I can't help it. I'm trying to help it.

I know we can't always be truthful. Honesty is a double-edged sword. If you told me about the places you miss and the people you've thought of, would it make things better? Would it help anything, would it chase away the darkness that holds nothing but fear?
These things we tell people, I suppose there is some truth in it, and some lies too.
Wanting to make them feel better. Realizing there were good things that are sometimes missed. And that's okay.

Do you miss me?
-No.
I suppose no one ever replies with such honesty. Or maybe we always miss someone. Anyone.

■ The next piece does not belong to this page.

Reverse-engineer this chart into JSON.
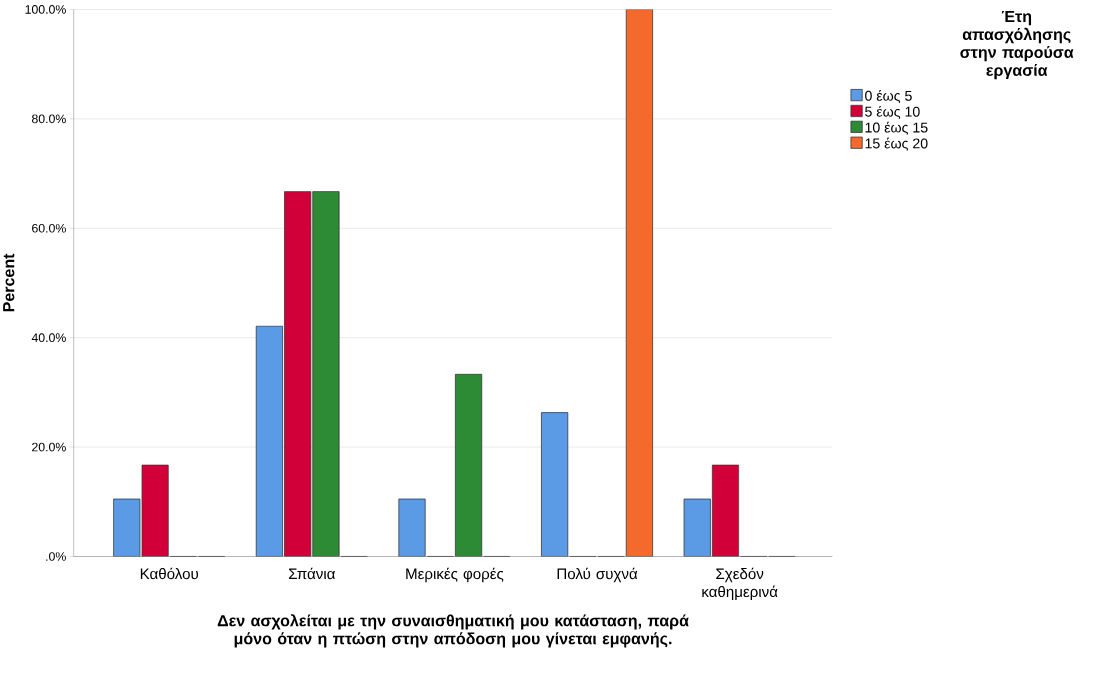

Or everyone.

Words are empty, maybe that's true. But they hold all these fears. They awaken them, bring them out from their corners and into my space.
Wishing for clean slates. Wanting to read you like an open book.
When night turns to day, I have stayed up, fighting the dark. And I think I've won again, I think it's all back inside of me, and I can keep it there for another little while. Maybe someday the cage will be time-proof.

We close our eyes for a moment, I trace your skin and imagine that no one ever felt like this before.
No one ever did. And everyone did.


Disappoint

I can see you so clearly sometimes, and it breaks my heart.
Your pretending, my disappointment.
I know what you tell them.
You'll never be happy, you are never happy, you want to run away.
I want the truth from you, but we probably wouldn't survive it.

I wish you could be happy. And I wish I knew you.